ALGOL (Beta Persei). Surely one of the most remarkable stars of the sky and appropriately one of the most famed, Algol is the second magnitude Beta star of Perseus, the great mythological hero who rescued Andromeda from Cetus the Sea Monster. The Arabic name, "al Ghul" (related to our word "ghoul"), means "the demon," from a longer phrase that refers to the demon's head. In Greek mythology, Algol represents the Medusa's head with which Perseus turned Cetus to stone, the star considered an "unlucky" one for centuries. To the eye, this class B (B8) star appears rather normal, its slightly bluish white light radiating from a surface with a temperature of 12,500 K. Like the Sun, it is a main sequence dwarf star fusing hydrogen in its core, though it is 3.5 times more massive. From its distance of 90 light years (give or take 4; second Hipparcos reduction), we calculate a visual luminosity about 95 times that of the Sun, raised to 170 times if we factor in the invisible ultraviolet light radiated by the hot surface. Steady observation, however, reveals a surprise. As regular as clockwork, every 2.867... days, the brightness of the star plummets from mid second magnitude (2.1) to the dim end of third (3.4, just 30 percent of normal), the whole event (including recovery) taking only a few hours.
The brightest star on the left-hand side of each picture is Mirfak, Alpha Persei, while the brightest on the right-hand side is Algol, Beta Per. In the reference picture at left, Algol is in its uneclipsed state and nearly as bright at Mirfak. In picture at right, taken the night of October 9, 2004, Algol is in mid-eclipse, and notably dimmed. Compare with other stars in the field as well. The star immediately to the right of Algol, Rho Persei is also variable. See full full resolution. Copyright J. B. Kaler.
Though the variation was discovered in 1667, it was probably known long before that and is probably the reason for the star's bad reputation. The cause of the sudden drop is a stellar eclipse. Algol is a close double star whose components orbit each other every 2.867... days. The companion to the visually observed star is a much dimmer yellow-orange class K giant star with a temperature of 4500 Kelvin and a luminosity 4.5 solar, just 2.5 percent that of the class B star. (The uncertain class of the faint star ranges from G5 to K2, from subgiant to giant. For simplicity, let's call it the "K giant.") The B star, at 2.9 solar radii, is smaller than the K giant (3.5 solar). Each orbit, when the dimmer, larger K star passes in front of the brighter B star, we see a deep eclipse. The eclipse is only partial, some of the light of the principal component still shining brightly through. Between the deep "primary" eclipses is a smaller dip when the bright star passes partially in front of the dim one.

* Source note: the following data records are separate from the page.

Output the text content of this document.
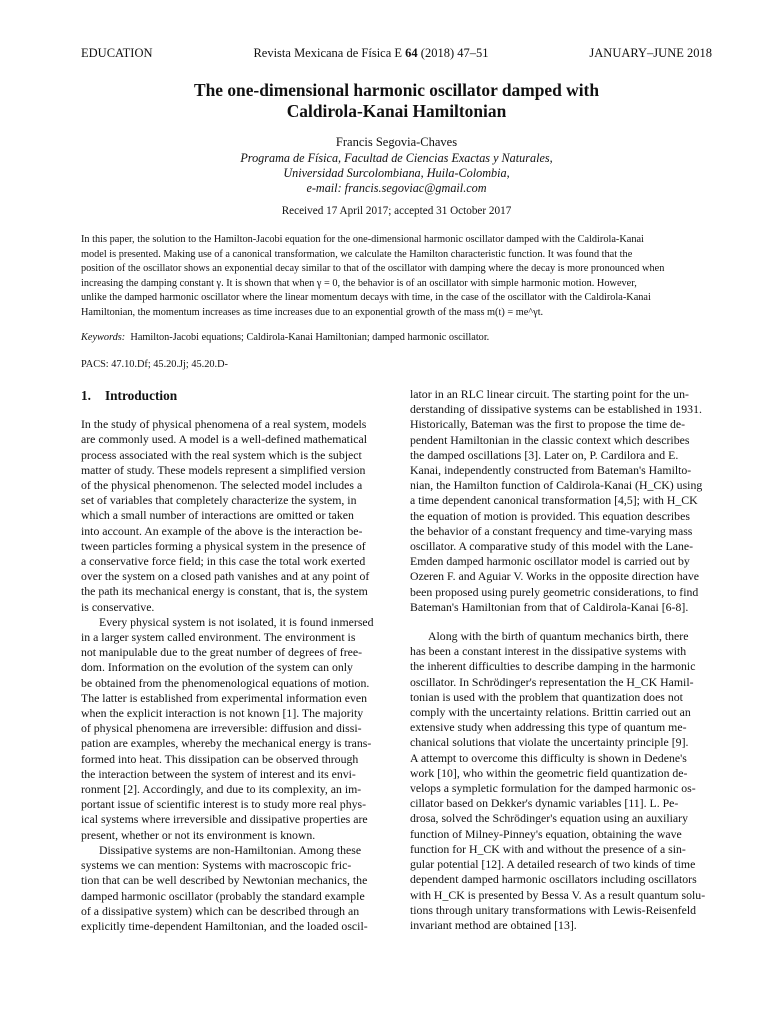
EDUCATION	Revista Mexicana de Física E 64 (2018) 47–51	JANUARY–JUNE 2018
The one-dimensional harmonic oscillator damped with
Caldirola-Kanai Hamiltonian
Francis Segovia-Chaves
Programa de Física, Facultad de Ciencias Exactas y Naturales,
Universidad Surcolombiana, Huila-Colombia,
e-mail: francis.segoviac@gmail.com
Received 17 April 2017; accepted 31 October 2017
In this paper, the solution to the Hamilton-Jacobi equation for the one-dimensional harmonic oscillator damped with the Caldirola-Kanai
model is presented. Making use of a canonical transformation, we calculate the Hamilton characteristic function. It was found that the
position of the oscillator shows an exponential decay similar to that of the oscillator with damping where the decay is more pronounced when
increasing the damping constant γ. It is shown that when γ = 0, the behavior is of an oscillator with simple harmonic motion. However,
unlike the damped harmonic oscillator where the linear momentum decays with time, in the case of the oscillator with the Caldirola-Kanai
Hamiltonian, the momentum increases as time increases due to an exponential growth of the mass m(t) = me^γt.
Keywords: Hamilton-Jacobi equations; Caldirola-Kanai Hamiltonian; damped harmonic oscillator.
PACS: 47.10.Df; 45.20.Jj; 45.20.D-
1. Introduction
In the study of physical phenomena of a real system, models
are commonly used. A model is a well-defined mathematical
process associated with the real system which is the subject
matter of study. These models represent a simplified version
of the physical phenomenon. The selected model includes a
set of variables that completely characterize the system, in
which a small number of interactions are omitted or taken
into account. An example of the above is the interaction be-
tween particles forming a physical system in the presence of
a conservative force field; in this case the total work exerted
over the system on a closed path vanishes and at any point of
the path its mechanical energy is constant, that is, the system
is conservative.
Every physical system is not isolated, it is found inmersed
in a larger system called environment. The environment is
not manipulable due to the great number of degrees of free-
dom. Information on the evolution of the system can only
be obtained from the phenomenological equations of motion.
The latter is established from experimental information even
when the explicit interaction is not known [1]. The majority
of physical phenomena are irreversible: diffusion and dissi-
pation are examples, whereby the mechanical energy is trans-
formed into heat. This dissipation can be observed through
the interaction between the system of interest and its envi-
ronment [2]. Accordingly, and due to its complexity, an im-
portant issue of scientific interest is to study more real phys-
ical systems where irreversible and dissipative properties are
present, whether or not its environment is known.
Dissipative systems are non-Hamiltonian. Among these
systems we can mention: Systems with macroscopic fric-
tion that can be well described by Newtonian mechanics, the
damped harmonic oscillator (probably the standard example
of a dissipative system) which can be described through an
explicitly time-dependent Hamiltonian, and the loaded oscil-
lator in an RLC linear circuit. The starting point for the un-
derstanding of dissipative systems can be established in 1931.
Historically, Bateman was the first to propose the time de-
pendent Hamiltonian in the classic context which describes
the damped oscillations [3]. Later on, P. Cardilora and E.
Kanai, independently constructed from Bateman's Hamilto-
nian, the Hamilton function of Caldirola-Kanai (H_CK) using
a time dependent canonical transformation [4,5]; with H_CK
the equation of motion is provided. This equation describes
the behavior of a constant frequency and time-varying mass
oscillator. A comparative study of this model with the Lane-
Emden damped harmonic oscillator model is carried out by
Ozeren F. and Aguiar V. Works in the opposite direction have
been proposed using purely geometric considerations, to find
Bateman's Hamiltonian from that of Caldirola-Kanai [6-8].
Along with the birth of quantum mechanics birth, there
has been a constant interest in the dissipative systems with
the inherent difficulties to describe damping in the harmonic
oscillator. In Schrödinger's representation the H_CK Hamil-
tonian is used with the problem that quantization does not
comply with the uncertainty relations. Brittin carried out an
extensive study when addressing this type of quantum me-
chanical solutions that violate the uncertainty principle [9].
A attempt to overcome this difficulty is shown in Dedene's
work [10], who within the geometric field quantization de-
velops a sympletic formulation for the damped harmonic os-
cillator based on Dekker's dynamic variables [11]. L. Pe-
drosa, solved the Schrödinger's equation using an auxiliary
function of Milney-Pinney's equation, obtaining the wave
function for H_CK with and without the presence of a sin-
gular potential [12]. A detailed research of two kinds of time
dependent damped harmonic oscillators including oscillators
with H_CK is presented by Bessa V. As a result quantum solu-
tions through unitary transformations with Lewis-Reisenfeld
invariant method are obtained [13].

The eclipses of Algol were first accurately recorded photoelectrically around 1910 with the historic 12-inch refractor at the University of Illinois Observatory. The magnitude scale does not reflect actual visual magnitudes. The primary eclipse at left occurs when the bright class B star partially hides behind the cool K star. The brightness of the system then changes slightly out of eclipse because of the tidal distortion of the stars and the reflection of the B star's light from the K star. Thirty hours after the primary eclipse, the smaller B star passes in front of the K star and cuts out a portion of its light to create the secondary eclipse at center. Light curve by Joel Stebbins in the Astrophysical Journal, vol. 32, p. 185, 1910.

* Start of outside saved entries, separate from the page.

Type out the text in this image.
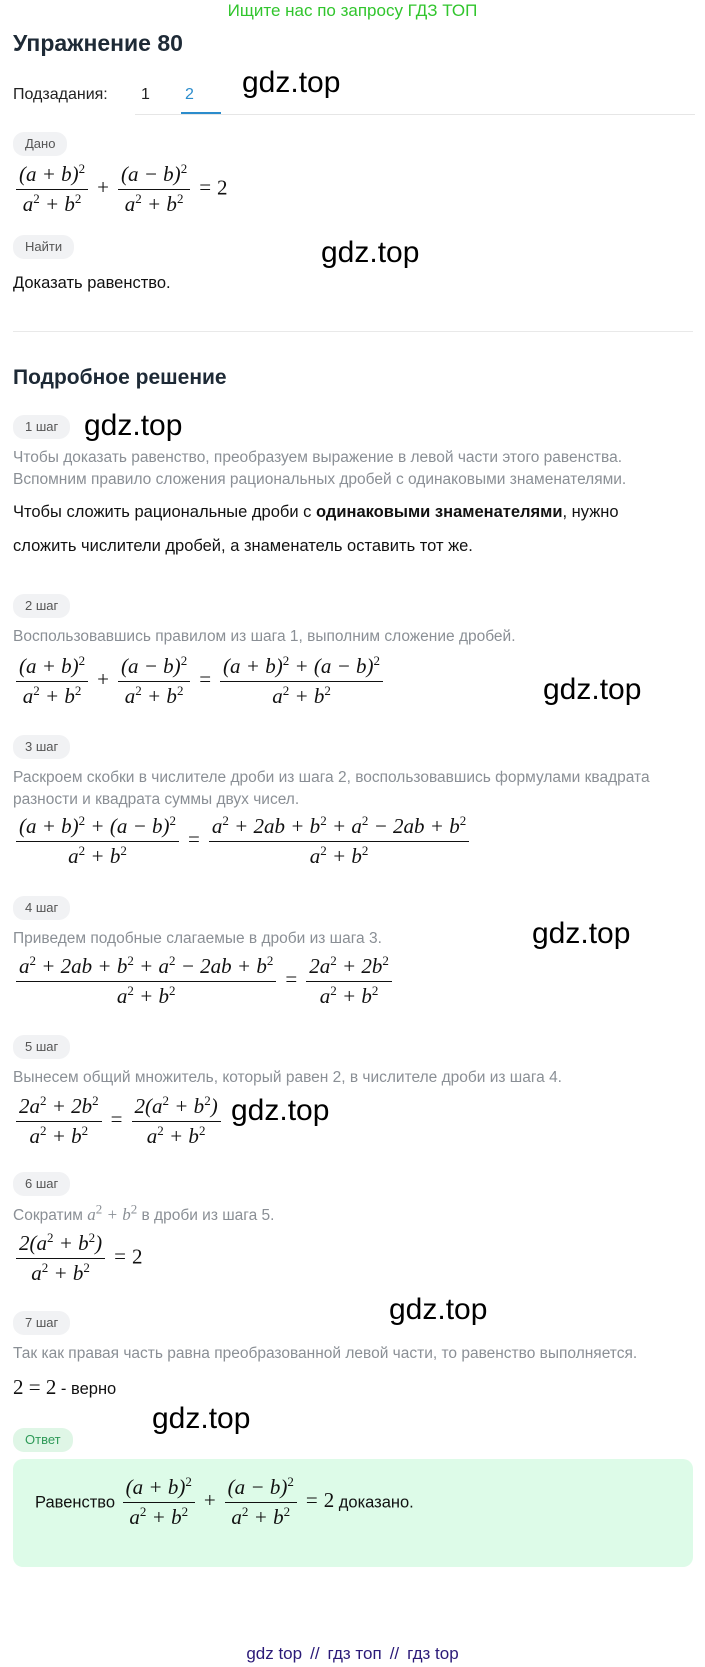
Ищите нас по запросу ГДЗ ТОП
Упражнение 80
Подзадания: 1 2 gdz.top
gdz.top
gdz.top
gdz.top
gdz.top
gdz.top
gdz.top
gdz.top
Дано
$\frac{(a + b)^2}{a^2 + b^2} + \frac{(a - b)^2}{a^2 + b^2} = 2$
Найти
Доказать равенство.
Подробное решение
1 шаг
Чтобы доказать равенство, преобразуем выражение в левой части этого равенства.
Вспомним правило сложения рациональных дробей с одинаковыми знаменателями.
Чтобы сложить рациональные дроби с одинаковыми знаменателями, нужно
сложить числители дробей, а знаменатель оставить тот же.
2 шаг
Воспользовавшись правилом из шага 1, выполним сложение дробей.
$\frac{(a + b)^2}{a^2 + b^2} + \frac{(a - b)^2}{a^2 + b^2} = \frac{(a + b)^2 + (a - b)^2}{a^2 + b^2}$
3 шаг
Раскроем скобки в числителе дроби из шага 2, воспользовавшись формулами квадрата
разности и квадрата суммы двух чисел.
$\frac{(a + b)^2 + (a - b)^2}{a^2 + b^2} = \frac{a^2 + 2ab + b^2 + a^2 - 2ab + b^2}{a^2 + b^2}$
4 шаг
Приведем подобные слагаемые в дроби из шага 3.
$\frac{a^2 + 2ab + b^2 + a^2 - 2ab + b^2}{a^2 + b^2} = \frac{2a^2 + 2b^2}{a^2 + b^2}$
5 шаг
Вынесем общий множитель, который равен 2, в числителе дроби из шага 4.
$\frac{2a^2 + 2b^2}{a^2 + b^2} = \frac{2(a^2 + b^2)}{a^2 + b^2}$
6 шаг
Сократим $a^2 + b^2$ в дроби из шага 5.
$\frac{2(a^2 + b^2)}{a^2 + b^2} = 2$
7 шаг
Так как правая часть равна преобразованной левой части, то равенство выполняется.
2 = 2 - верно
Ответ
Равенство $\frac{(a + b)^2}{a^2 + b^2} + \frac{(a - b)^2}{a^2 + b^2} = 2$ доказано.
gdz top // гдз топ // гдз top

Algol is famed first as a prototype of the class of eclipsing double stars, of which thousands are known. They are among the most important kinds of stars, as they provide us with information on stellar masses and dimensions. But Algol is equally famed for the "Algol paradox." The higher the mass of a star, the shorter its lifetime, as its fuel is used so much faster. The companion to Algol is the dying giant star. Yet carrying but 0.81 solar masses, it is the LESS massive of the two (the B star weighing in at 3.7 solar). The only explanation is that the dim companion has lost a great deal of mass. The two stars are so close together, separated by only five percent the distance between the Earth and the Sun, that the brighter smaller star produces tides in the larger one. Matter then flows in from the large one (at a rate of around two hundred- millionths of a solar mass per year) to the small bright one, the effect directly observed through the stellar spectrum as the K giant is being stripped nearly to its core. A third member of the system, Algol C, a class A or F star of 1.8 solar masses, orbits about 3 Astronomical Units away with a period around the inner pair of 1.86 years. The system is a source of X-rays, though whether they come from a corona around one of the stars or from the flow of matter hitting the B star is uncertain. Algol is no demon at all, but a true friend, teaching us how stars interact and die, the effects of which you can see from your own backyard with no telescope at all. (Algol is featured in Jim Kaler's The Hundred Greatest Stars.)